Build AI chat for spreadsheets
Company: Grammarly
Role: Software Engineer
Category: ML System Design
Difficulty: none
Interview Round: Onsite
Design an AI chat interface for the spreadsheet product.
A user can type natural-language commands such as:
- "Sum all values in column K and write the result to cell C,Y."
- "Delete row K."
- "Delete column J."
- "Insert a new row after row M with values [...]."

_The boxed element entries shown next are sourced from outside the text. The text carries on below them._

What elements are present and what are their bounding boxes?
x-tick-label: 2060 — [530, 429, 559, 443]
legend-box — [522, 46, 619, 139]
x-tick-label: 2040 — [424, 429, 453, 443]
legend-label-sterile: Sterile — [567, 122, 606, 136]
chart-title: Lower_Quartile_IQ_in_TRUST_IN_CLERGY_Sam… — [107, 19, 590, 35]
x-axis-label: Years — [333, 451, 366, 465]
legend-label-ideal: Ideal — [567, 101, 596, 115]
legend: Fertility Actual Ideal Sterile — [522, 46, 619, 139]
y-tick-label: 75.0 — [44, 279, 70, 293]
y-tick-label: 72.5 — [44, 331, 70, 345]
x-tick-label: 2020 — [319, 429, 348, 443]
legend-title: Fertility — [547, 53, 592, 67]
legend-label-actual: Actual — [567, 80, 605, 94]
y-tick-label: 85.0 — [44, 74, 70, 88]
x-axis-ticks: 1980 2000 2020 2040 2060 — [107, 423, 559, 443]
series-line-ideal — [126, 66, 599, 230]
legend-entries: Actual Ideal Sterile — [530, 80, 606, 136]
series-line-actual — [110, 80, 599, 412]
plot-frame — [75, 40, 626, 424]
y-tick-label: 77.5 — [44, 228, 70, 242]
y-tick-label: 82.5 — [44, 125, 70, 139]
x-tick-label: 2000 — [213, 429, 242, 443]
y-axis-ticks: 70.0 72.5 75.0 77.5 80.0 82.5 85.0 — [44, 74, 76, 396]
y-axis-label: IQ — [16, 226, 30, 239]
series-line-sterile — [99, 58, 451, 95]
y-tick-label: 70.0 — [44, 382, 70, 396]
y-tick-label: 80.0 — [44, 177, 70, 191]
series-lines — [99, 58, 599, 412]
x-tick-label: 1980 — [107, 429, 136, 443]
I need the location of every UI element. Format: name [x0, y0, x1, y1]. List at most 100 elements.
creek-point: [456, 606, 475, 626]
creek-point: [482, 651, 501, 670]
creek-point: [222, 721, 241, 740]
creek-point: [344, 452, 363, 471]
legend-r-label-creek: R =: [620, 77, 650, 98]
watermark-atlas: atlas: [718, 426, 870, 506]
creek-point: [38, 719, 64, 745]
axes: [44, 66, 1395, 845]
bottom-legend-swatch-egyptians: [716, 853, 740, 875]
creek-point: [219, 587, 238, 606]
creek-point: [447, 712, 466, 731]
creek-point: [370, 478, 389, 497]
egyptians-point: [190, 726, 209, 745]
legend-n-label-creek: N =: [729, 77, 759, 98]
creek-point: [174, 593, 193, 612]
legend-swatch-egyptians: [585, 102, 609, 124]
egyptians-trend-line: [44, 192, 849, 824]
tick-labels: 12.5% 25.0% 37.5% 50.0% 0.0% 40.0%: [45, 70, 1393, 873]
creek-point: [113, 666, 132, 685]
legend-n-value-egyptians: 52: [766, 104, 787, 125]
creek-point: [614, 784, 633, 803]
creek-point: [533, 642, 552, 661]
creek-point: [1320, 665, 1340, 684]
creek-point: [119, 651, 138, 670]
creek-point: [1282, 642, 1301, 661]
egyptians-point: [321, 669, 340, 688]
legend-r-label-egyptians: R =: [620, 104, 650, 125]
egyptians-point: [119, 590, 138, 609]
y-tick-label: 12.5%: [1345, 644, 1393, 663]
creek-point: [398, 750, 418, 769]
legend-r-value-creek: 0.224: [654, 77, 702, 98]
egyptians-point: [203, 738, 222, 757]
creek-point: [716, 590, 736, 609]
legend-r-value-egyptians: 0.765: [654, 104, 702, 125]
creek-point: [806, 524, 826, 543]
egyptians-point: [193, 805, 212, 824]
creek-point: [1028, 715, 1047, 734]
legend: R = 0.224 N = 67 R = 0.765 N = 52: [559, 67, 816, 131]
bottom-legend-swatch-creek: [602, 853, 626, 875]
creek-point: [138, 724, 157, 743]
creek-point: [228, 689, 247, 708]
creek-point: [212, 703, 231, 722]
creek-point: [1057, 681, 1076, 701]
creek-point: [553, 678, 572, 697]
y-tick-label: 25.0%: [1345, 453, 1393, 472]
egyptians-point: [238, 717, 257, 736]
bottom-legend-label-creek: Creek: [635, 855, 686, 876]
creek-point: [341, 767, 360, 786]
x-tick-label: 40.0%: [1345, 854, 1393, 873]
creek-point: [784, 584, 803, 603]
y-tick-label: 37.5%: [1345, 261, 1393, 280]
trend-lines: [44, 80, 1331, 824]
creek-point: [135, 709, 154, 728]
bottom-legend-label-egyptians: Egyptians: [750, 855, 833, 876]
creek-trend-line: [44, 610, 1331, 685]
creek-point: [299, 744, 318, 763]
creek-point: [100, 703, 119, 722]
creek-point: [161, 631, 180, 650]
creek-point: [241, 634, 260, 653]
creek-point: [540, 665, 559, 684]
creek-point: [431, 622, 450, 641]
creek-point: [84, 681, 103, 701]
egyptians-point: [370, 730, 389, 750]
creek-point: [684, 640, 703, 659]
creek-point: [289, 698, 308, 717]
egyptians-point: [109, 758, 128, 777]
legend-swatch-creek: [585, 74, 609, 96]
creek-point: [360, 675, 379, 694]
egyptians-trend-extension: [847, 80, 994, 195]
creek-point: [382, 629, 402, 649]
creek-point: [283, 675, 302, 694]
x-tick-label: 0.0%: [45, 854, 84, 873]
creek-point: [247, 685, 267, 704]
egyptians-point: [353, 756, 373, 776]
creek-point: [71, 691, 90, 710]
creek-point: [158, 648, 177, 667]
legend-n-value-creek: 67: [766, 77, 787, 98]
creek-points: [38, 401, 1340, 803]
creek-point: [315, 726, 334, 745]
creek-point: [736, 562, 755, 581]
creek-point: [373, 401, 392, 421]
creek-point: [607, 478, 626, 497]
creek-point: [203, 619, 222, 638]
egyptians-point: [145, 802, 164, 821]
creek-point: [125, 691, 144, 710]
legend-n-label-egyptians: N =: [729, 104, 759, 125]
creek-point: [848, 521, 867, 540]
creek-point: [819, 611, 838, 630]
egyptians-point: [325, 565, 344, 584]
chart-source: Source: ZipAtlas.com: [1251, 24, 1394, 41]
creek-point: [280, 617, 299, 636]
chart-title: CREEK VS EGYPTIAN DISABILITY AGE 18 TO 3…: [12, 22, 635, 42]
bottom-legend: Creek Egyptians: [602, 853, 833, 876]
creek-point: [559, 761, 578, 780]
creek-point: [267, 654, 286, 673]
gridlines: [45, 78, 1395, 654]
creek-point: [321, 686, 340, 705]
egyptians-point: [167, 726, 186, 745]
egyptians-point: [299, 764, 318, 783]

The assistant must translate the user request into structured spreadsheet operations through a controlled tool-calling layer similar to an MCP-style tool registry. The system should validate permissions and parameters before execution, apply the changes safely, and return a human-readable response.
Discuss:
- the LLM inference/orchestration pipeline,
- prompt and tool schema design,
- API design and important parameters,
- authorization and validation,
- ambiguity handling and confirmation flows,
- rollback or atomic execution for multi-step commands,
- prompt injection and safety risks,
- latency, cost, scaling, and observability.
Quick Answer: This question evaluates a candidate's ability to design ML-driven conversational interfaces and systems integration, emphasizing LLM orchestration, tool schema and API design, authorization and validation, ambiguity handling, atomic multi-step execution, safety against prompt injection, and operational concerns like latency, cost, scaling, and observability. It is commonly asked to assess architectural thinking for integrating language models with controlled tool-calling and safe execution; category: ML System Design; level of abstraction: system-level design requiring both conceptual understanding and practical application.